GBP: Best foot forward? – Rabobank

Jane Foley, Research Analyst at Rabobank, suggests that even if the October flash crash in the pound is ignored, sterling has managed a near 7% recovery vs. the EUR since last month’s lows. 

Key Quotes

“PM May yesterday designed her CBI conference speech to be an olive branch to business and this was taken well by the pound.  At the Oct conservative party conference not only did the PM spook sterling by taking a hard Brexit stance, but signs that she was prepared to adopt a more interventionist style of government were also currency negative.”

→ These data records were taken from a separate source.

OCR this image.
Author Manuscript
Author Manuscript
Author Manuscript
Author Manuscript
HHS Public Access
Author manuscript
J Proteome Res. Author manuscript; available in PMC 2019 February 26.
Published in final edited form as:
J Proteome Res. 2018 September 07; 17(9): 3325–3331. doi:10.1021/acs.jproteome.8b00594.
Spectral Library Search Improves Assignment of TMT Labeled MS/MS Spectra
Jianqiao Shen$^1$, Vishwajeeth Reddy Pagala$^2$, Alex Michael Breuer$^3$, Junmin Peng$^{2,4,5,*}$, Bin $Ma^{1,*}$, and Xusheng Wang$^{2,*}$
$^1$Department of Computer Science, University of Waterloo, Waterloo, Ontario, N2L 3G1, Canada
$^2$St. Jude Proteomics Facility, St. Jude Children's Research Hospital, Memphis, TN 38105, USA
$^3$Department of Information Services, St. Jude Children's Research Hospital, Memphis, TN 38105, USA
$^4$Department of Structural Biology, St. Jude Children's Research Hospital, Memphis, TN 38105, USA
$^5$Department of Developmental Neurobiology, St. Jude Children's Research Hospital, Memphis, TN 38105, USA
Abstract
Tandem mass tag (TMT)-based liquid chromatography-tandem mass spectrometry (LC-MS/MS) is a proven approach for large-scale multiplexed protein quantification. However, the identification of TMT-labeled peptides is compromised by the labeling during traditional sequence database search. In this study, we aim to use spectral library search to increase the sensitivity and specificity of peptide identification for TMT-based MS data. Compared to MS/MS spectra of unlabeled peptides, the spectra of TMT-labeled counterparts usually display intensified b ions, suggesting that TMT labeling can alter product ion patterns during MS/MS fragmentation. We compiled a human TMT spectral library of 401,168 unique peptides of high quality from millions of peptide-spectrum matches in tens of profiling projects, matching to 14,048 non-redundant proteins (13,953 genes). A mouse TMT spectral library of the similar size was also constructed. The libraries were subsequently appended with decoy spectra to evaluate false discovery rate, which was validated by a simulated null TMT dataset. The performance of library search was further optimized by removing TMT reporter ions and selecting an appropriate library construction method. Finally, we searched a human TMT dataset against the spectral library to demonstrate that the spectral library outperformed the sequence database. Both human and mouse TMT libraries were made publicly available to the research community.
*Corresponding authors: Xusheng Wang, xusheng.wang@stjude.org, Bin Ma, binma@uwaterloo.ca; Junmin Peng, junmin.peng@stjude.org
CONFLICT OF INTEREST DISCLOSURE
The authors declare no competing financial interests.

“The trigger for this month’s recovery in the pound initially came from the November 3 ruling from the High Court that parliament, and not the government, should decide when article 50 is triggered.  Insofar as a majority of PM’s supported the ‘Remain’ camp in the UK’s June 23 referendum on EU membership, the High Court ruling was taken by the market as a sign that a ‘hard’ Brexit may be diluted.  That said, it is also likely that a parliamentary debate on the terms of Brexit will delay the start of the exit process and the prolonging of uncertainty could counter any recovery in business sentiment.  The better tone of GBP this month has also been associated with hopes that President-elect Trump may favour a US/UK trade deal in spite of his isolationist stance.”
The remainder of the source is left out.